Lawrence Lessig of the Stanford University School of Law (and board member of the Electronic Frontier Foundation) and Jeff Tweedy of the rock band Wilco shared a dais last Thursday at the NY Public Library, where they spoke on issues of peer-to-peer file sharing, intellectual property, and copyright. This NY Times story by David Carr reports on the event (registration required). Carr terms Lessig “one of the philosopher kings of Internet law” and calls Tweedy “the crown prince of indie music.” (Is there somewhere we can write to second the nominations?)
Lessig blogs about his dissatisfaction with the NY Times article, saying that it perpetuates a false dichotomy between “supporting piracy” and “opposing piracy.” I understand Lessig’s frustration, though I also think it’s a bit of a stretch to expect a nuanced, reflective essay from a newspaper’s coverage of a public event involving a rock star. I’m also not sure that Lessig’s notion of “remix culture,” one that I find very compelling, can avoid charges of piracy if that idea includes not only fair use but the ability to morph original creations by digital manipulation and resell them for a profit on the open market. Everyone cites The Grey Album as the poster child of remix culture, but even with much-needed reforms in copyright law and a thorough reworking of the DMCA, or even its elimination altogether, do we really think artists should be forced to let anyone with a PC and a sound card (and, as Danger Mouse admitted, a bootleg copy of Sound Forge Acid) take the music they’ve crafted over a lifetime of devotion to their art and treat it merely as raw material for a “remix”?
I’m still thinking over all these issues, as is Lessig (just one of the reasons I admire his work).
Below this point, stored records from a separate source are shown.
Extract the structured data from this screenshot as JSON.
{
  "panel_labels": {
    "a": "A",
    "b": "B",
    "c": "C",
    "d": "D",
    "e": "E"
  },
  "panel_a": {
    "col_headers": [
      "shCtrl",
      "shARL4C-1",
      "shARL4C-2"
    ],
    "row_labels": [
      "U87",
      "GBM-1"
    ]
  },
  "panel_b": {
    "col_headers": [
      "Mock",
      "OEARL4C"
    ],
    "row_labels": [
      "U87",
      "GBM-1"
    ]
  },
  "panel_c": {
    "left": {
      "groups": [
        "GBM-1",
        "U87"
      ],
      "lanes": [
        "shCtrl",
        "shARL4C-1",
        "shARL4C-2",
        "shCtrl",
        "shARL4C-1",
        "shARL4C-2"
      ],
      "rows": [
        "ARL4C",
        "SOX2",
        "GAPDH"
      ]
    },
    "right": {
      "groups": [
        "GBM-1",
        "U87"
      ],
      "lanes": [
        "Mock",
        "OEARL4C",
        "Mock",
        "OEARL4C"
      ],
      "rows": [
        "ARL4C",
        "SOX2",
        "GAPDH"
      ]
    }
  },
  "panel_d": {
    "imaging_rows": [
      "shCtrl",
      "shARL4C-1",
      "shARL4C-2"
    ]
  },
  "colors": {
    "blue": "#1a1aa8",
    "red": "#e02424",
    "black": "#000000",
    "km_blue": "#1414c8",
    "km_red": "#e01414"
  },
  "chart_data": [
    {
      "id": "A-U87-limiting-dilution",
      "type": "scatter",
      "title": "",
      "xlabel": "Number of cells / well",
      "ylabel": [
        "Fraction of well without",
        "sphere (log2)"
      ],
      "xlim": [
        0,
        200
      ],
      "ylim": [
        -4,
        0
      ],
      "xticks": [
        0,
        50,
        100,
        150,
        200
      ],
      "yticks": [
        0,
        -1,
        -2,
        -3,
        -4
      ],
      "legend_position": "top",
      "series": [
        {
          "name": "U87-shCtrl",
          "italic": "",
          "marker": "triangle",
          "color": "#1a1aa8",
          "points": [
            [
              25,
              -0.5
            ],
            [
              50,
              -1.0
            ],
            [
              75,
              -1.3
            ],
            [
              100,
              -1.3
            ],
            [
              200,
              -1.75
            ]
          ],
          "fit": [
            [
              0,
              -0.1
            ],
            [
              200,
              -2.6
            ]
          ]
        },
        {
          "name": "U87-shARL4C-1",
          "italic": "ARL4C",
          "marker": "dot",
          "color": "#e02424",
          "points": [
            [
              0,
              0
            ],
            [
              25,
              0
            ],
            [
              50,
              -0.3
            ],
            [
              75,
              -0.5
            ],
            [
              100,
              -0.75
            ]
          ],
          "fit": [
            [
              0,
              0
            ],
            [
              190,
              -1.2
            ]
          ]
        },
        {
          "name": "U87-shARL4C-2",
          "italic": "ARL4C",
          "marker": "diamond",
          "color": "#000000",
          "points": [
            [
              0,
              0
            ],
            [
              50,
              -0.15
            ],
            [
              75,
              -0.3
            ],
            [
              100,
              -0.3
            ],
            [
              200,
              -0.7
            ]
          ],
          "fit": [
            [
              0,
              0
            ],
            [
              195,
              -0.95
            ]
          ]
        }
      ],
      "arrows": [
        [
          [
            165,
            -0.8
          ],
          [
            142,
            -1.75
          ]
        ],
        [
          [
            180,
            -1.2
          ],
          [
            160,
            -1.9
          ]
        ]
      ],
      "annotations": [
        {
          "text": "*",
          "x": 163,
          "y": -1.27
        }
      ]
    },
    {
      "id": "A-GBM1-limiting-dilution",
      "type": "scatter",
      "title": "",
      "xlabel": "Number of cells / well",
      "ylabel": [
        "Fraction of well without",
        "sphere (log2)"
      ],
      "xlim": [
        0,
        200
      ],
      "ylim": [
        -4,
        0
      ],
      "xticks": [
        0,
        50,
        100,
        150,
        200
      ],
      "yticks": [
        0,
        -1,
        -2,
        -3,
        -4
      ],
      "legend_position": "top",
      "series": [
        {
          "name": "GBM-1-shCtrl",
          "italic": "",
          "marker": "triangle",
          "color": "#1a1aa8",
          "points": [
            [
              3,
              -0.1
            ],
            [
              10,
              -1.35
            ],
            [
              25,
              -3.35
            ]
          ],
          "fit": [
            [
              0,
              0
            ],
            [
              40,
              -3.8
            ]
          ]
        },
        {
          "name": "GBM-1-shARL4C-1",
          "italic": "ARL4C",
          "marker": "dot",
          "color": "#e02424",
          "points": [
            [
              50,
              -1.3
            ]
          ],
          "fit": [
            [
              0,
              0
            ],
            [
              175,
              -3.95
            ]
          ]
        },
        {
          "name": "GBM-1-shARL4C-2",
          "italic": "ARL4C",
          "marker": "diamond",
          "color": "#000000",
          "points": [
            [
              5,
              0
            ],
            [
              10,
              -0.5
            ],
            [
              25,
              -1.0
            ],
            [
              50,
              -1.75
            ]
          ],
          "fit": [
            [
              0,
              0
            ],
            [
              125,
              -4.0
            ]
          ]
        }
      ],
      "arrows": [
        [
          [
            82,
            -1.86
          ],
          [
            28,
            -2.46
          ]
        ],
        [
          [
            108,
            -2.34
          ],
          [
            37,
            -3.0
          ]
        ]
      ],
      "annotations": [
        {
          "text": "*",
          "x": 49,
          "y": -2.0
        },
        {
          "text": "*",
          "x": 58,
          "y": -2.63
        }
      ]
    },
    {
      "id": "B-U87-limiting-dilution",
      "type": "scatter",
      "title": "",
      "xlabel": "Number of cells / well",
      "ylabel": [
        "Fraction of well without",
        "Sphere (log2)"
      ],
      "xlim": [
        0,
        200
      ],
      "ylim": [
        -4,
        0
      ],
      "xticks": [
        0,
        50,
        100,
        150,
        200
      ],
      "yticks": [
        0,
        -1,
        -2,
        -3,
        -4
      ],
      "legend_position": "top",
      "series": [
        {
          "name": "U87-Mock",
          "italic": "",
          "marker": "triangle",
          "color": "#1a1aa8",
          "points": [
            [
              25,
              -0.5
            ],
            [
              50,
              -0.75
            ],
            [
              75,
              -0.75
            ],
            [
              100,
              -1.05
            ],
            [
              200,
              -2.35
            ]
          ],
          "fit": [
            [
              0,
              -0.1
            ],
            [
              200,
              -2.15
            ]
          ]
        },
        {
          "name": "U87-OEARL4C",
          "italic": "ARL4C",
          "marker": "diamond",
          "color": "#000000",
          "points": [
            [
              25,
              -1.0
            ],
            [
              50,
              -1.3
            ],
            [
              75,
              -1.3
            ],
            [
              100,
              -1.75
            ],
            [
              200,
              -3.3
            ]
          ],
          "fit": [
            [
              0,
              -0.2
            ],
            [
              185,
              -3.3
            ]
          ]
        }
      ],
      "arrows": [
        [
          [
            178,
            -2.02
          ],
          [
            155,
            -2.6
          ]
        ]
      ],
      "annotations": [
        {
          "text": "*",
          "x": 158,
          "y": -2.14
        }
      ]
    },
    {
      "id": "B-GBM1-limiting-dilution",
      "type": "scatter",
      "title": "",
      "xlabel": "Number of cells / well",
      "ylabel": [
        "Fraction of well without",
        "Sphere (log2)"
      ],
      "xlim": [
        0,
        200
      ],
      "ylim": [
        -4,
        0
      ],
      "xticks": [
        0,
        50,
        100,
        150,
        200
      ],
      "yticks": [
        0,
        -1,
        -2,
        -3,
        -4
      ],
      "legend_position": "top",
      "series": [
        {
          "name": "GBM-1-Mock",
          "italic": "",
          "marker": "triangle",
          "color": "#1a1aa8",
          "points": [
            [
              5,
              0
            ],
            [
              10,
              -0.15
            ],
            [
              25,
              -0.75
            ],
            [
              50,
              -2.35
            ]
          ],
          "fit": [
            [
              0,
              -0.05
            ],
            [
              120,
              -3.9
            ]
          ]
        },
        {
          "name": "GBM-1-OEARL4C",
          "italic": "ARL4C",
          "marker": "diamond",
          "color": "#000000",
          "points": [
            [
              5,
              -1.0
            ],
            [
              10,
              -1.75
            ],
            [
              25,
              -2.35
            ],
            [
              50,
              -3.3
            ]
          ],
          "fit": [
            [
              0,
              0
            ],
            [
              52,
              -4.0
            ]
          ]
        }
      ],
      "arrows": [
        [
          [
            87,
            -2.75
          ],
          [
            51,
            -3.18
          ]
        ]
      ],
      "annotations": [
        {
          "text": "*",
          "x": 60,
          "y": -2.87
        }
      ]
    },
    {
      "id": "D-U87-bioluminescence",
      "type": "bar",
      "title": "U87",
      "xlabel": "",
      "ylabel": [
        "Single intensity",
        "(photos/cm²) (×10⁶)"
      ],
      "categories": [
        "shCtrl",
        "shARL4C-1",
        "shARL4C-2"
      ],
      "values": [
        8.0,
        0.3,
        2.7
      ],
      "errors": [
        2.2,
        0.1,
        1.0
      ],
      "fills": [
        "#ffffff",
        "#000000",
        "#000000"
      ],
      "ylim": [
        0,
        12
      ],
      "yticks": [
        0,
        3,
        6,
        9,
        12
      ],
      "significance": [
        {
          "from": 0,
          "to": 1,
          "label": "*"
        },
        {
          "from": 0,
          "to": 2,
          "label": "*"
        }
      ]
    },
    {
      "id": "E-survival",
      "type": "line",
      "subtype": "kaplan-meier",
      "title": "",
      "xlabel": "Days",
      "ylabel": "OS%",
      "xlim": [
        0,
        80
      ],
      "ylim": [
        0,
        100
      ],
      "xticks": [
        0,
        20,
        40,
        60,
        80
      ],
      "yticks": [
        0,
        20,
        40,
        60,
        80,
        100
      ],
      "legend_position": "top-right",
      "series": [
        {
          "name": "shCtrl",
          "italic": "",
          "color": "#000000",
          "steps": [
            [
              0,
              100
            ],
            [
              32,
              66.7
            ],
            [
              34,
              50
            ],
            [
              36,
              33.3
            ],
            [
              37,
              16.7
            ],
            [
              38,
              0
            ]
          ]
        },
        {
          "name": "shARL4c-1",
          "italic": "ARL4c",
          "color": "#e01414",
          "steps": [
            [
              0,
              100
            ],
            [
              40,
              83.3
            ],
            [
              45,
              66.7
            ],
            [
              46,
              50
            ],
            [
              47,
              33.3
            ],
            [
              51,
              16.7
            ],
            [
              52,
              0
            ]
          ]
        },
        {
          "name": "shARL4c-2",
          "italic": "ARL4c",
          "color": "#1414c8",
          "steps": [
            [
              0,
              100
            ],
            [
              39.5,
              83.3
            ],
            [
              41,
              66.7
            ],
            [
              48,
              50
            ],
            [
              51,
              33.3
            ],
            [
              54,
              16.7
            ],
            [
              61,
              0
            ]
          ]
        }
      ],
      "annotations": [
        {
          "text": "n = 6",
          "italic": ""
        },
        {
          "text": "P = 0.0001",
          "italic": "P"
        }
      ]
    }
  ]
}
In a blog yesterday he asks, “is there a way to protect the legitimate IP interests of the copyright holders, without polluting remix culture?”
Apparently an archived webcast of the NYPL event will be available at some point.
I think I am with Lessig on this- it is not a stretch to think that the paper of record should better reflect the nuanced argument presented. I am not surprised, but, perhaps, this is the reason why blogs and alternative media have gained such a foothold and continue to increase their influence on the development of modern American public argument: traditional media outlets are having trouble keeping up. Actually, it is not that they are just now having trouble keeping up, but we’ve rarely had the options we now have to process, represent, and develop argument that we now have. The revolution may not be televised, but it will certainly be blogged.